Water is removed from the asbestos-cement slurry at two stages of the above procedure: (1) on the filter drum, and (2) at the suction boxes. The rate at which the water can be removed is one of the most important properties of the asbestos-cement slurry, because the rate of water removal determines the rate of production of the products. In general, when chrysotile asbestos is used as the sole asbestos fibre in the slurry, the filtration rates obtained are poor (i.e., about 6 to about 12 ml/sec.).
Where "filtration rates" are referred to in this specification, the values given are those determined at a weight ratio of cement to asbestos of 7:1 and ratio of water to total solids in the slurry of 11.5 ml/g.
It is common practice, therefore, to substitute up to 30% by weight of the chrysotile by one or more other naturally-occurring asbestos fibre from the amphibole sub-group of asbestos, namely, amosite and crocidolite (blue asbestos), which possess high filtration rates (i.e., about 19 to about 20 ml/sec.), in order to improve the overall filtration properties of the asbestos cement. This practice has drawbacks, however, since amosite is normally considered to contribute little to the flexural strength of asbestos-cement products while crocidolite has been associated with health problems and its use in industrial applications is either prohibited or subject to severe restrictions. Moreover, both materials are in short supply.

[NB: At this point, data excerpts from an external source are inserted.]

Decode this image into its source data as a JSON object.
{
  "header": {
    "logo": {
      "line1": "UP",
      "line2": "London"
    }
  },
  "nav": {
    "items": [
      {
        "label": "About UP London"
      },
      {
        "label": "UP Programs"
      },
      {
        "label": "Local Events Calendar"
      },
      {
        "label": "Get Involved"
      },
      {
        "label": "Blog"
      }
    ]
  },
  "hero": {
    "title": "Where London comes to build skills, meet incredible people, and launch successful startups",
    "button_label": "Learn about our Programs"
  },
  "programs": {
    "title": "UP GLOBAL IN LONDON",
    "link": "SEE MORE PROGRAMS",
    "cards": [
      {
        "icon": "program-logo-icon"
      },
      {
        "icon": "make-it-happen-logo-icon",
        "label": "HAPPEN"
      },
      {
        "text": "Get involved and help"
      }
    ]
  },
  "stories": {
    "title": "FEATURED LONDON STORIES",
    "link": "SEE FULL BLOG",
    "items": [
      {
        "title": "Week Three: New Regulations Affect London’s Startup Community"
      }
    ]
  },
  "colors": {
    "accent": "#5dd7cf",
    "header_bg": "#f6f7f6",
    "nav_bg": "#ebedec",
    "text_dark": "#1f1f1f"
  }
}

Attempts to improve the filtration properties of asbestos-cement slurries by the addition of surfactants, coagulants, etc. have met with limited success. Similarly, treatment of the chrysotile asbestos with sodium silicate has been only partially successful in improving the filtration properties.

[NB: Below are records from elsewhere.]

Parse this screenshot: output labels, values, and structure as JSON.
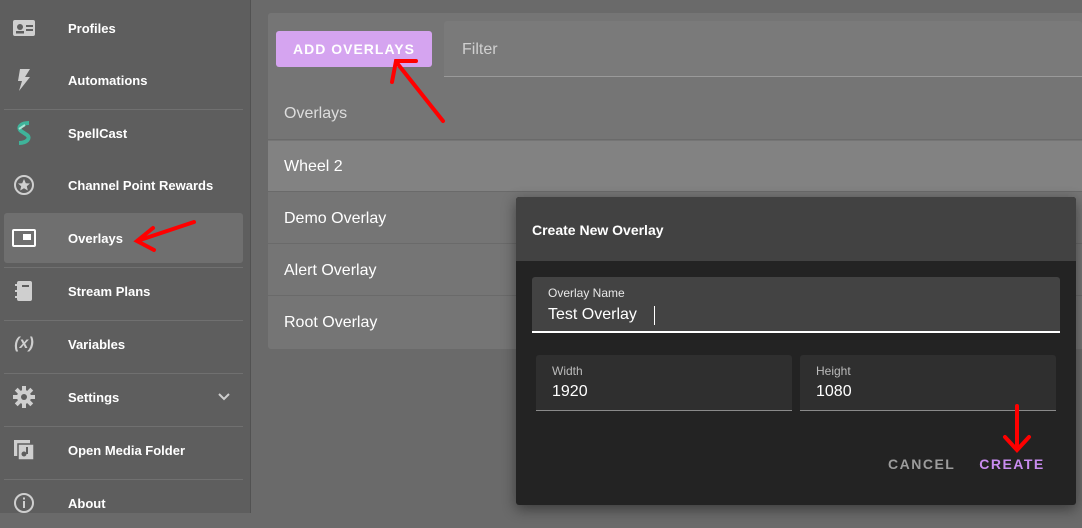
{
  "sidebar": {
    "items": [
      {
        "label": "Profiles",
        "icon": "profile-card-icon"
      },
      {
        "label": "Automations",
        "icon": "lightning-icon"
      },
      {
        "label": "SpellCast",
        "icon": "spellcast-logo-icon"
      },
      {
        "label": "Channel Point Rewards",
        "icon": "star-circle-icon"
      },
      {
        "label": "Overlays",
        "icon": "overlay-window-icon",
        "active": true
      },
      {
        "label": "Stream Plans",
        "icon": "notebook-icon"
      },
      {
        "label": "Variables",
        "icon": "variable-x-icon",
        "glyph": "(x)"
      },
      {
        "label": "Settings",
        "icon": "gear-icon"
      },
      {
        "label": "Open Media Folder",
        "icon": "media-folder-icon"
      },
      {
        "label": "About",
        "icon": "info-icon"
      }
    ]
  },
  "toolbar": {
    "add_label": "ADD OVERLAYS",
    "filter_placeholder": "Filter"
  },
  "list": {
    "header": "Overlays",
    "rows": [
      "Wheel 2",
      "Demo Overlay",
      "Alert Overlay",
      "Root Overlay"
    ]
  },
  "dialog": {
    "title": "Create New Overlay",
    "name_label": "Overlay Name",
    "name_value": "Test Overlay",
    "width_label": "Width",
    "width_value": "1920",
    "height_label": "Height",
    "height_value": "1080",
    "cancel_label": "CANCEL",
    "create_label": "CREATE"
  },
  "colors": {
    "accent": "#c98cf0",
    "add_button": "#d5a4f0",
    "annotation_arrow": "#ff0000"
  }
}
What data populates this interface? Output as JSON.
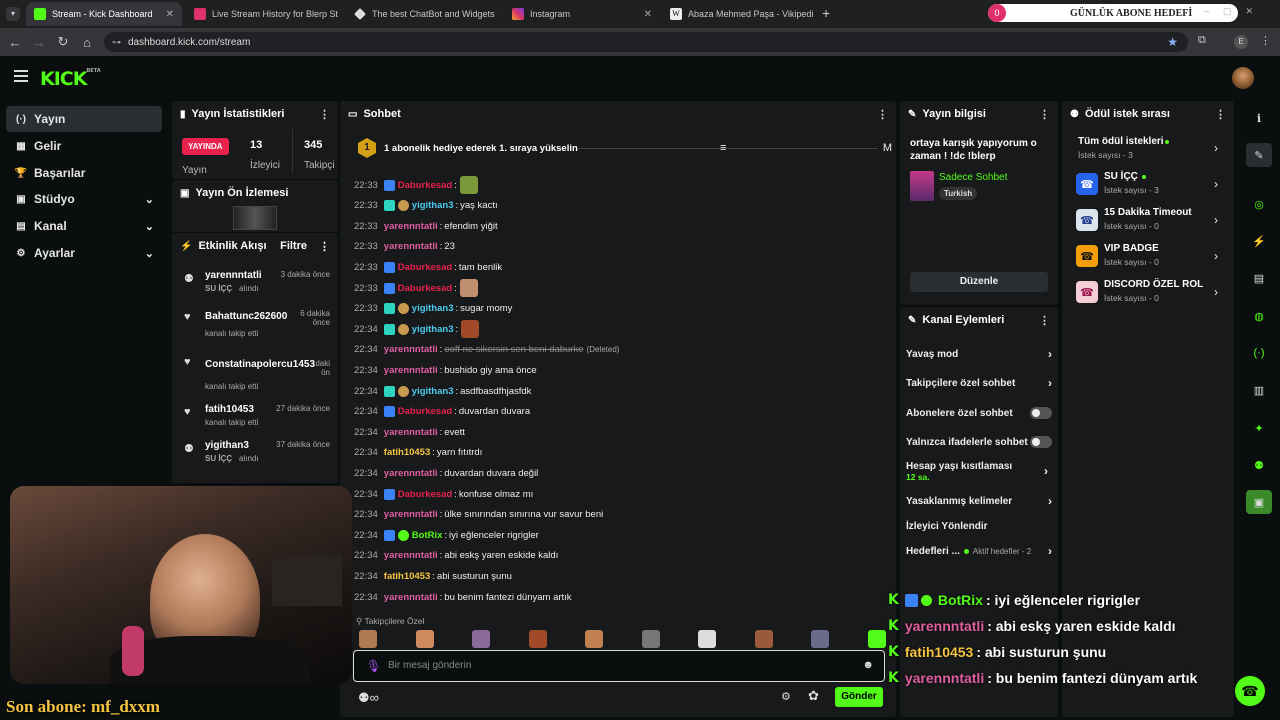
{
  "browser": {
    "tabs": [
      {
        "label": "Stream - Kick Dashboard",
        "color": "#53fc18"
      },
      {
        "label": "Live Stream History for Blerp St",
        "color": "#e0316d"
      },
      {
        "label": "The best ChatBot and Widgets",
        "color": "#dddddd"
      },
      {
        "label": "Instagram",
        "color": "#d6336c"
      },
      {
        "label": "Abaza Mehmed Paşa - Vikipedi",
        "color": "#eeeeee"
      }
    ],
    "new_tab": "+",
    "overlay_title": "GÜNLÜK ABONE HEDEFİ",
    "overlay_count": "0",
    "url": "dashboard.kick.com/stream",
    "profile_initial": "E"
  },
  "brand": {
    "logo": "KICK",
    "beta": "BETA"
  },
  "nav": [
    {
      "label": "Yayın",
      "icon": "(·)",
      "selected": true
    },
    {
      "label": "Gelir",
      "icon": "▦"
    },
    {
      "label": "Başarılar",
      "icon": "🏆"
    },
    {
      "label": "Stüdyo",
      "icon": "▣",
      "expand": true
    },
    {
      "label": "Kanal",
      "icon": "▤",
      "expand": true
    },
    {
      "label": "Ayarlar",
      "icon": "⚙",
      "expand": true
    }
  ],
  "stats": {
    "title": "Yayın İstatistikleri",
    "live_label": "YAYINDA",
    "live_sub": "Yayın",
    "viewers": "13",
    "viewers_label": "İzleyici",
    "followers": "345",
    "followers_label": "Takipçi"
  },
  "preview": {
    "title": "Yayın Ön İzlemesi"
  },
  "activity": {
    "title": "Etkinlik Akışı",
    "filter": "Filtre",
    "items": [
      {
        "name": "yarennntatli",
        "sub": "SU İÇÇ",
        "sub2": "alındı",
        "time": "3 dakika önce"
      },
      {
        "name": "Bahattunc262600",
        "sub": "kanalı takip etti",
        "time": "6 dakika önce"
      },
      {
        "name": "Constatinapolercu1453",
        "sub": "kanalı takip etti",
        "time": "daki ön"
      },
      {
        "name": "fatih10453",
        "sub": "kanalı takip etti",
        "time": "27 dakika önce"
      },
      {
        "name": "yigithan3",
        "sub": "SU İÇÇ",
        "sub2": "alındı",
        "time": "37 dakika önce"
      }
    ]
  },
  "chat": {
    "title": "Sohbet",
    "pin": "1 abonelik hediye ederek 1. sıraya yükselin",
    "pin_rank": "1",
    "pin_letter": "M",
    "messages": [
      {
        "time": "22:33",
        "user": "Daburkesad",
        "color": "#e8224d",
        "text": "",
        "emote": "#7a9a3a"
      },
      {
        "time": "22:33",
        "user": "yigithan3",
        "color": "#4ecbf0",
        "text": "yaş kactı"
      },
      {
        "time": "22:33",
        "user": "yarennntatli",
        "color": "#e05fa0",
        "text": "efendim yiğit"
      },
      {
        "time": "22:33",
        "user": "yarennntatli",
        "color": "#e05fa0",
        "text": "23"
      },
      {
        "time": "22:33",
        "user": "Daburkesad",
        "color": "#e8224d",
        "text": "tam benlik"
      },
      {
        "time": "22:33",
        "user": "Daburkesad",
        "color": "#e8224d",
        "text": "",
        "emote": "#c09070"
      },
      {
        "time": "22:33",
        "user": "yigithan3",
        "color": "#4ecbf0",
        "text": "sugar momy"
      },
      {
        "time": "22:34",
        "user": "yigithan3",
        "color": "#4ecbf0",
        "text": "",
        "emote": "#a04a2a"
      },
      {
        "time": "22:34",
        "user": "yarennntatli",
        "color": "#e05fa0",
        "text": "ooff ne sikersin sen beni daburke",
        "deleted": "(Deleted)"
      },
      {
        "time": "22:34",
        "user": "yarennntatli",
        "color": "#e05fa0",
        "text": "bushido giy ama önce"
      },
      {
        "time": "22:34",
        "user": "yigithan3",
        "color": "#4ecbf0",
        "text": "asdfbasdfhjasfdk"
      },
      {
        "time": "22:34",
        "user": "Daburkesad",
        "color": "#e8224d",
        "text": "duvardan duvara"
      },
      {
        "time": "22:34",
        "user": "yarennntatli",
        "color": "#e05fa0",
        "text": "evett"
      },
      {
        "time": "22:34",
        "user": "fatih10453",
        "color": "#f5c542",
        "text": "yarn fıtıtrdı"
      },
      {
        "time": "22:34",
        "user": "yarennntatli",
        "color": "#e05fa0",
        "text": "duvardan duvara değil"
      },
      {
        "time": "22:34",
        "user": "Daburkesad",
        "color": "#e8224d",
        "text": "konfuse olmaz mı"
      },
      {
        "time": "22:34",
        "user": "yarennntatli",
        "color": "#e05fa0",
        "text": "ülke sınırından sınırına vur savur beni"
      },
      {
        "time": "22:34",
        "user": "BotRix",
        "color": "#53fc18",
        "text": "iyi eğlenceler rigrigler"
      },
      {
        "time": "22:34",
        "user": "yarennntatli",
        "color": "#e05fa0",
        "text": "abi eskş yaren eskide kaldı"
      },
      {
        "time": "22:34",
        "user": "fatih10453",
        "color": "#f5c542",
        "text": "abi susturun şunu"
      },
      {
        "time": "22:34",
        "user": "yarennntatli",
        "color": "#e05fa0",
        "text": "bu benim fantezi dünyam artık"
      }
    ],
    "followers_only": "Takipçilere Özel",
    "placeholder": "Bir mesaj gönderin",
    "send": "Gönder"
  },
  "stream_info": {
    "title": "Yayın bilgisi",
    "stream_title": "ortaya karışık yapıyorum o zaman ! !dc !blerp",
    "category": "Sadece Sohbet",
    "language": "Turkish",
    "edit": "Düzenle"
  },
  "channel_actions": {
    "title": "Kanal Eylemleri",
    "items": [
      {
        "label": "Yavaş mod",
        "type": "chevron"
      },
      {
        "label": "Takipçilere özel sohbet",
        "type": "chevron"
      },
      {
        "label": "Abonelere özel sohbet",
        "type": "toggle"
      },
      {
        "label": "Yalnızca ifadelerle sohbet",
        "type": "toggle"
      },
      {
        "label": "Hesap yaşı kısıtlaması",
        "sub": "12 sa.",
        "type": "chevron"
      },
      {
        "label": "Yasaklanmış kelimeler",
        "type": "chevron"
      },
      {
        "label": "İzleyici Yönlendir",
        "type": "none"
      },
      {
        "label": "Hedefleri ...",
        "sub": "Aktif hedefler - 2",
        "type": "chevron"
      }
    ]
  },
  "rewards": {
    "title": "Ödül istek sırası",
    "all_label": "Tüm ödül istekleri",
    "all_sub": "İstek sayısı - 3",
    "items": [
      {
        "label": "SU İÇÇ",
        "sub": "İstek sayısı - 3",
        "color": "#2563eb",
        "icon": "☎",
        "dot": true
      },
      {
        "label": "15 Dakika Timeout",
        "sub": "İstek sayısı - 0",
        "color": "#dbe4ee",
        "icon": "☎"
      },
      {
        "label": "VIP BADGE",
        "sub": "İstek sayısı - 0",
        "color": "#f59e0b",
        "icon": "☎"
      },
      {
        "label": "DISCORD ÖZEL ROL",
        "sub": "İstek sayısı - 0",
        "color": "#f4cdd6",
        "icon": "☎"
      }
    ]
  },
  "overlay_chat": [
    {
      "user": "BotRix",
      "color": "#53fc18",
      "text": ": iyi eğlenceler rigrigler"
    },
    {
      "user": "yarennntatli",
      "color": "#e05fa0",
      "text": ": abi eskş yaren eskide kaldı"
    },
    {
      "user": "fatih10453",
      "color": "#f5c542",
      "text": ": abi susturun şunu"
    },
    {
      "user": "yarennntatli",
      "color": "#e05fa0",
      "text": ": bu benim fantezi dünyam artık"
    }
  ],
  "last_sub": "Son abone: mf_dxxm"
}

In U.S. Pat. No. 2,616,801, there is described a heat treatment operation for the improvement of the filtration properties of chrysotile asbestos in which the fibres are heated for very short periods of time not exceeding 3 minutes by passage through a combustion flame. The heat treatment is described as being effected at a temperature of 600.degree. to 1200.degree. F. (315.degree. to 650.degree. C.), although the procedure utilized does not permit close temperature control. The heat treatment in this prior art process is indicated to be accompanied by a loss of water of crystallization from the fibres and a corresponding strength loss.

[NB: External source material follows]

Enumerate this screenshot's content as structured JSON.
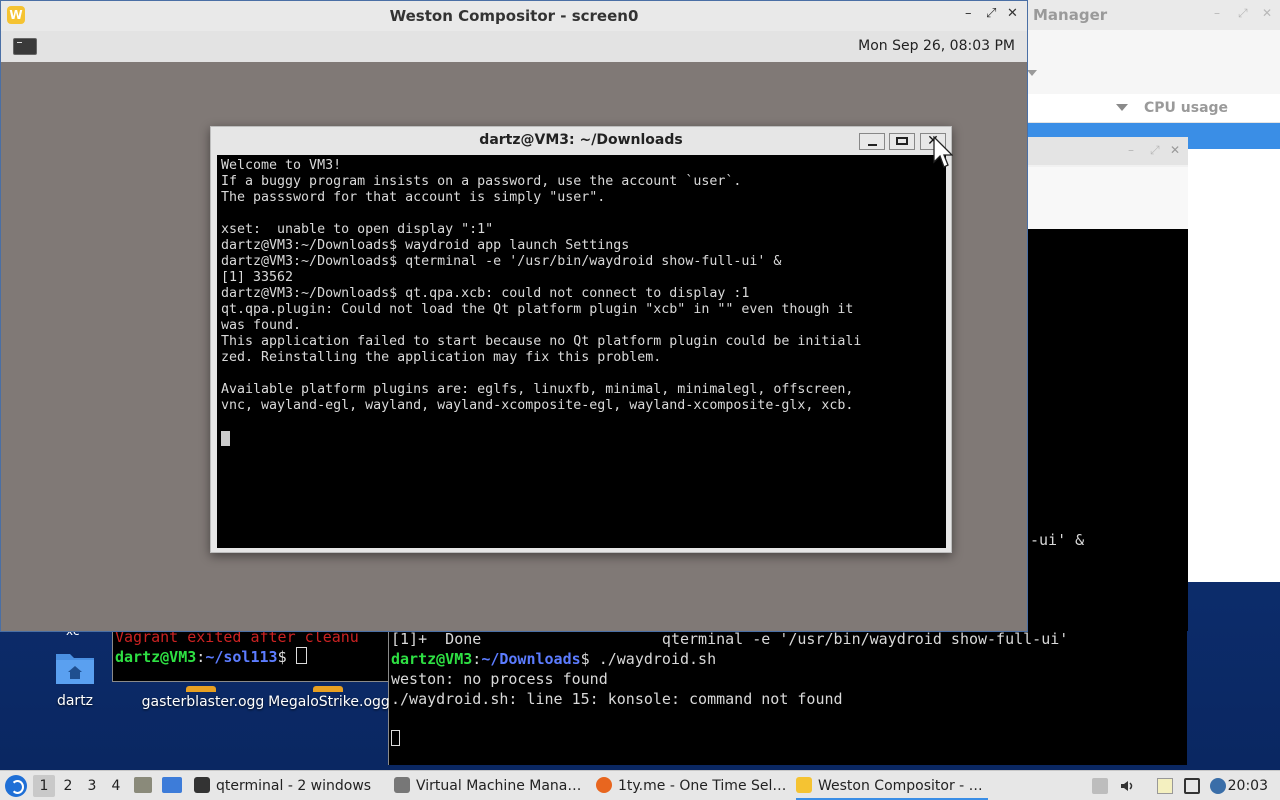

A paper by the authors of the patent entitled "Heat Treatment of Chrysotile Asbestos Fibres", Canadian Institute of Mining, Transactions, Vol. LVIII, 1955, pages 33 to 37, describes a direct correlation between improved filtration properties and water loss and indicates that improved filtration properties cannot be attained without water loss and consequent strength loss.
Strength losses from the fibres are detrimental to the use of the fibres in asbestos cement products and should be avoided, if possible. As already mentioned, some strength loss may occur on opening of the fibres to the surface area required for asbestos-cement uses, but this is tolerated in the absence of a viable alternative.